I’m helping a relative prep for the SAT later this year. One recent practice problem involved solving a system of two linear equations, but had lots of fractions and negative signs, which made it fiendishly difficult to solve via the ordinary algebra she’s been taught. I ended up solving it with Gaussian elimination, which seemed much better suited to problems like this under the conditions of the SAT.
I haven’t taken the SAT in over forty years, so I’m seeking advice: should I advise her to use Gaussian elimination for problems like this? I also worked it with Cramer’s Rule, but that method seemed more prone to errors if you forget the formula.
Just two linear equations? Gaussian elimination may be overkill. It would be good to know, if taking linear algebra, which isn’t usually tackled until sophomore year for engineers. But I didn’t learn it until grad school, myself.
I’d just do the usual back-substitution, i.e. isolate one variable in equation 1, plug it into equation 2, solve for the remaining variable. Then use value that back in the first equation to get the value of that first variable.
Elimination is indeed a method taught in high school algebra classes, and it is often an easier method to use than substitution (especially, I find, for real-world problems). Whether it’s “Gaussian” elimination specifically is an almost moot point, for a system as simple as two equations.
Of course, if (like most SAT questions) this is multiple choice, then an even easier method to use is the method of checking.
That’s what we did, but neither of us got it right the first few times. Which made me wonder if the SAT tries to test the ability to spot the right technique for the right problem. In which case, she should practice several methods, and also practice deciding which one to use for the specific problem.
I should hope that it tries to test for that, at least.
Oh, and not relevant to this particular problem, but since you’re prepping for the SAT math test, one simple fact that will be enough to solve a vast number of problems: In any triangle, the longest side will be opposite to the largest angle, the middle-length side will be opposite to the middle-sized angle, and the smallest side will be opposite to the smallest angle. That will usually be enough to determine whether any given angle is greater than or less than 45º, which is often enough to narrow down to a single answer choice, without even needing to pick up a calculator.
When solving linear equations (and it may be some good 25 years since I last did it), I usually check if the terms in the equations neatly eliminate each other, and then take the elimination route.

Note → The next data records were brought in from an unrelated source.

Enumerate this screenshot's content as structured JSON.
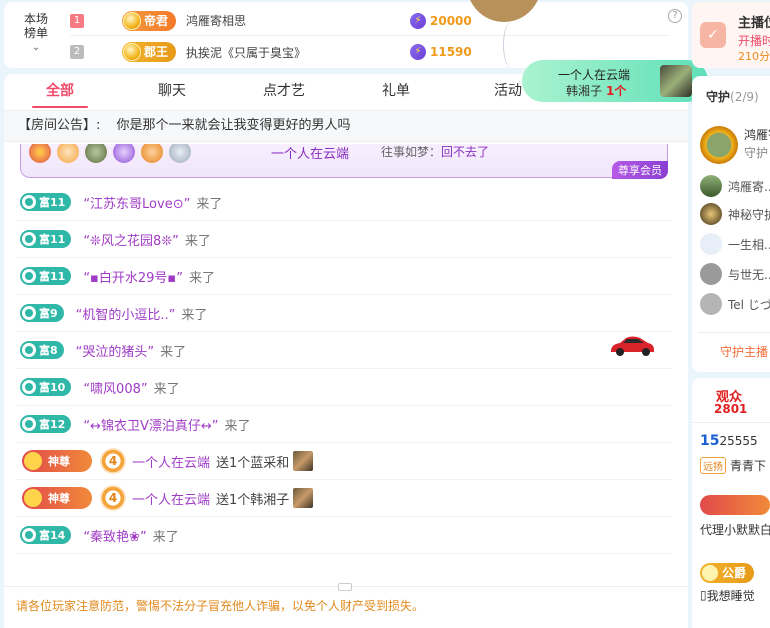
{
  "rank": {
    "title": "本场\n榜单",
    "title_line1": "本场",
    "title_line2": "榜单",
    "chevron": "⌄",
    "help": "?",
    "rows": [
      {
        "num": "1",
        "badge": "帝君",
        "name": "鸿雁寄相思",
        "score": "20000"
      },
      {
        "num": "2",
        "badge": "郡王",
        "name": "执挨泥《只属于臭宝》",
        "score": "11590"
      }
    ]
  },
  "tabs": [
    "全部",
    "聊天",
    "点才艺",
    "礼单",
    "活动"
  ],
  "active_tab": "全部",
  "announcement": {
    "label": "【房间公告】:",
    "text": "你是那个一来就会让我变得更好的男人吗"
  },
  "vip_banner": {
    "user": "一个人在云端",
    "msg_prefix": "往事如梦：",
    "msg_text": "回不去了",
    "tag": "尊享会员"
  },
  "messages": [
    {
      "type": "enter",
      "fu": "富11",
      "user": "“江苏东哥Love⊙”",
      "action": "来了"
    },
    {
      "type": "enter",
      "fu": "富11",
      "user": "“❊风之花园8❊”",
      "action": "来了"
    },
    {
      "type": "enter",
      "fu": "富11",
      "user": "“▪白开水29号▪”",
      "action": "来了"
    },
    {
      "type": "enter",
      "fu": "富9",
      "user": "“机智的小逗比..”",
      "action": "来了"
    },
    {
      "type": "enter",
      "fu": "富8",
      "user": "“哭泣的猪头”",
      "action": "来了"
    },
    {
      "type": "enter",
      "fu": "富10",
      "user": "“啸风008”",
      "action": "来了"
    },
    {
      "type": "enter",
      "fu": "富12",
      "user": "“↔锦衣卫V漂泊真仔↔”",
      "action": "来了"
    },
    {
      "type": "gift",
      "noble": "神尊",
      "level": "4",
      "user": "一个人在云端",
      "action": "送1个蓝采和"
    },
    {
      "type": "gift",
      "noble": "神尊",
      "level": "4",
      "user": "一个人在云端",
      "action": "送1个韩湘子"
    },
    {
      "type": "enter",
      "fu": "富14",
      "user": "“秦致艳❀”",
      "action": "来了"
    }
  ],
  "warning": "请各位玩家注意防范，警惕不法分子冒充他人诈骗，以免个人财产受到损失。",
  "toast": {
    "line1": "一个人在云端",
    "gift": "韩湘子",
    "count": "1个"
  },
  "side": {
    "anchor_title": "主播位",
    "anchor_sub": "开播时",
    "anchor_time": "210分",
    "guard_title": "守护",
    "guard_count": "(2/9)",
    "guard_first_name": "鸿雁寄",
    "guard_first_sub": "守护",
    "guards": [
      "鸿雁寄...",
      "神秘守护",
      "一生相...",
      "与世无...",
      "Tel じづ..."
    ],
    "open_guard": "守护主播",
    "arrow": "›",
    "audience_label": "观众",
    "audience_count": "2801",
    "aud_rows": [
      {
        "prefix": "15",
        "text": "25555"
      },
      {
        "tag": "远扬",
        "text": "青青下"
      },
      {
        "text": ""
      },
      {
        "text": "代理小默默白"
      },
      {
        "badge": "公爵"
      },
      {
        "text": "我想睡觉"
      }
    ]
  },
  "colors": {
    "accent": "#f04b6b",
    "username": "#a03cc6",
    "fu_badge": "#2fb7a8",
    "warning": "#e08a1c",
    "score": "#f09a1a"
  }
}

If not, I just solve for one variable and plug it into the other equation. Cramer’s rule for a two variable problem surely is overkill, it only really becomes useful for third or higher grade linear systems.
[my bold]
Sorry, but I have to ask: if your relative isn’t comfortable with negative signs and fractions, wouldn’t it be best to teach them about that first? I don’t know how hard this test is, but how could you do it without a command of negative numbers and fractions?
So, kill the fractions, by multiplying both sides by a common denominator? If it would reduce the number of negative signs, you could multiply both sides by a negative.
She has a very good command of negative numbers, and fractions. She worked about twenty problems, and the only one she had trouble with was this one. (It took me a few tries to get the right answer). And it didn’t help that the answer in the back of the book was wrong.
As I said upthread, I assume that fluency in multiple methods, and the ability to spot which method to use, are what they are trying to select for.
It sounds to me like the problem wasn’t conceptually difficult; just that it had a lot of steps, and thus a lot of opportunities for a mistake to creep in.
Cramer’s Rule is overkill for any system. It’s an interesting mathematical curiosity that it works, but finding even one of the determinants is already more work than just solving the system using any of the other methods.
Yeah, that’s the point, you must have practice to get a feel for the best method for different cases. I’m an electrical engineer, so solving linear equations was my bread and butter during college, and I developed an eye for it.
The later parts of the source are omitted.